Au fil du temps, des politiques monétaires plus strictes peuvent entraîner un ralentissement de la croissance ou une récession pure et simple. Mais un autre risque est que la politique monétaire soit contrainte par la menace d’un piège de la dette. Avec des niveaux d’endettement privé et public à des sommets historiques en pourcentage du PIB, les banquiers centraux ne peuvent pousser la normalisation politique que jusqu’à un certain point avant de risquer un krach financier sur les marchés de la dette et des actions.
À ce stade, les gouvernements, sous la pression de citoyens mécontents, pourraient être tentés de venir à la rescousse avec des plafonds de prix et de salaires et des contrôles administratifs pour maîtriser l’inflation. Ces mesures se sont avérées infructueuses dans le passé (entraînant, par exemple, un rationnement) – notamment dans les années 1970 stagflationnistes – et il n’y a aucune raison de penser que cette fois-ci serait différent.

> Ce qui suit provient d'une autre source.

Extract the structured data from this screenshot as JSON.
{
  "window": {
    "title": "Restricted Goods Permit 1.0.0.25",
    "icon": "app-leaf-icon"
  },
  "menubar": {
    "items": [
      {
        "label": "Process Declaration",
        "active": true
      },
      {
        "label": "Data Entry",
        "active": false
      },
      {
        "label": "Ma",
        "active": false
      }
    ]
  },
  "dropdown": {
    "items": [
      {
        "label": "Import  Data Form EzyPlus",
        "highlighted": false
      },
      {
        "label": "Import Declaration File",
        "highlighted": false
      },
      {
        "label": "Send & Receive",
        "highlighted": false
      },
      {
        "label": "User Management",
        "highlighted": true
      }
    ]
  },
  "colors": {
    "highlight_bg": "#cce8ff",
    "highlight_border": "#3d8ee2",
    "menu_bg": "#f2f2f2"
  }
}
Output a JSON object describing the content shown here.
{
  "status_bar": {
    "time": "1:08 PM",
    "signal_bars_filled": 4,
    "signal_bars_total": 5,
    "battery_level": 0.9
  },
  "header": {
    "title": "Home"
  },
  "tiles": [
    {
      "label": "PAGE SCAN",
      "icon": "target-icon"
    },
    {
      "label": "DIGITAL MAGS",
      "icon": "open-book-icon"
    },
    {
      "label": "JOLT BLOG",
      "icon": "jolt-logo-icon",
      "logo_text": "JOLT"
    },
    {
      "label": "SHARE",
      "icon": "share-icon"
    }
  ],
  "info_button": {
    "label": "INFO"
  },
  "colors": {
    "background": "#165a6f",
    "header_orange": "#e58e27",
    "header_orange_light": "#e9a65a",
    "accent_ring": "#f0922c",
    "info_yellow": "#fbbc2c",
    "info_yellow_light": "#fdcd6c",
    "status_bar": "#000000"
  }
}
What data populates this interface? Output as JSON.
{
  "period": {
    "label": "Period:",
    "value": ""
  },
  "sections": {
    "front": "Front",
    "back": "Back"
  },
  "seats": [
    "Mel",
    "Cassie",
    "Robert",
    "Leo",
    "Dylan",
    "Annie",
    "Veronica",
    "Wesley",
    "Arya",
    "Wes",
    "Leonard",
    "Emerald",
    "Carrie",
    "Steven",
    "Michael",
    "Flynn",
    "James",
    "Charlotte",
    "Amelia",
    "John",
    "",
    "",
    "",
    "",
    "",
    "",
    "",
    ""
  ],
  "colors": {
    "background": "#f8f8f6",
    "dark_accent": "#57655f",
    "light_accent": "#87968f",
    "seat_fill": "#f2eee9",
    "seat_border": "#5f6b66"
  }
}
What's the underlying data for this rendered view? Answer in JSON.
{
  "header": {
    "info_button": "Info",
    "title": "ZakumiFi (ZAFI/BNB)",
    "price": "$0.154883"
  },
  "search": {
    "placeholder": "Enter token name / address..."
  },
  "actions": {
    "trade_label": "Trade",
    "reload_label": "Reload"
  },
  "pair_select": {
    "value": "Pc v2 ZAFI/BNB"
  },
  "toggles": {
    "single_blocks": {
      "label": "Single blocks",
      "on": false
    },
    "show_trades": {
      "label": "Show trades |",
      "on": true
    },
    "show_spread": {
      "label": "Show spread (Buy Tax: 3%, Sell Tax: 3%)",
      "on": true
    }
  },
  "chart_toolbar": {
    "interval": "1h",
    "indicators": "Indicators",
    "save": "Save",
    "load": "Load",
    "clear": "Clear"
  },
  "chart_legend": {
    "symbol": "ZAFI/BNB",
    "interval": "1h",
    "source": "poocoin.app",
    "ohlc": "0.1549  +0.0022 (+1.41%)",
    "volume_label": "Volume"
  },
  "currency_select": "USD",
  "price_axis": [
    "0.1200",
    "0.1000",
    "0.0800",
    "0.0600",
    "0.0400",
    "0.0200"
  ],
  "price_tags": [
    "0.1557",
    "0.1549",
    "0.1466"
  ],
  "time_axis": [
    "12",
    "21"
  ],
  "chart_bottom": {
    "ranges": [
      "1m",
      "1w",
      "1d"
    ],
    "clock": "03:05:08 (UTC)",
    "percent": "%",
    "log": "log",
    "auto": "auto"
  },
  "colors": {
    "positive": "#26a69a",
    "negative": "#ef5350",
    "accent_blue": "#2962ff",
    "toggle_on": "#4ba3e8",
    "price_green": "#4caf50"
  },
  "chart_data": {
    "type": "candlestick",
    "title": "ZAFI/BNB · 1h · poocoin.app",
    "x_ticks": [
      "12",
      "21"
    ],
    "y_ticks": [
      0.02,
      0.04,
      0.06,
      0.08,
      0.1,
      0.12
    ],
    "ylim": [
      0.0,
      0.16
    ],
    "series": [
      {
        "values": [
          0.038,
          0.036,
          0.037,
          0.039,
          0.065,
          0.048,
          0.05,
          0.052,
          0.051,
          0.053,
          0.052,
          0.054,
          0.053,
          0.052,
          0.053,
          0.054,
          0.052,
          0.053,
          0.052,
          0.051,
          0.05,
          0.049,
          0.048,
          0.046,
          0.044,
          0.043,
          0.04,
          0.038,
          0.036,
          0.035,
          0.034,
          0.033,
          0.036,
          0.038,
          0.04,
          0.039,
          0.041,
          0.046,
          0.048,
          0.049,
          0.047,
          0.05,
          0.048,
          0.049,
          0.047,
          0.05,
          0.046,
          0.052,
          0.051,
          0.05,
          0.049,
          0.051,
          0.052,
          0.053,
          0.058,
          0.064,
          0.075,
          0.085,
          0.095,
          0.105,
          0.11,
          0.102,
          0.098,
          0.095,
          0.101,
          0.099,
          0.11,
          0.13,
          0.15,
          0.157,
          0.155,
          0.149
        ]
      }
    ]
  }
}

Au contraire, certains gouvernements aggraveraient encore les choses en réintroduisant, par exemple, des mécanismes d’indexation automatique des salaires et des pensions.
Dans un tel scénario, tous les décideurs prendraient conscience des limites de leurs propres outils. Les banques centrales verraient que leur capacité à contrôler l’inflation est limitée par la nécessité de continuer à monétiser les dettes publiques et privées. Et les gouvernements verraient que leur capacité à maintenir les sanctions contre la Russie est limitée par les impacts négatifs sur leurs propres économies (en termes d’activité globale et d’inflation).
Il y a deux finales possibles. Les décideurs politiques peuvent abandonner l’un de leurs objectifs, entraînant une inflation plus élevée, une croissance plus faible, des taux d’intérêt à long terme plus élevés ou des sanctions plus souples – accompagnés peut-être d’indices boursiers plus faibles. Alternativement, les décideurs politiques peuvent se contenter de n’atteindre que partiellement chaque objectif, ce qui conduit à un résultat macroéconomique sous-optimal avec une inflation plus élevée, une croissance plus faible, des taux à long terme plus élevés et des sanctions plus souples – avec des indices boursiers plus faibles et des monnaies fiduciaires dépréciées. Quoi qu’il en soit, les ménages et les consommateurs en ressentiront les effets, ce qui aura des implications politiques à l’avenir.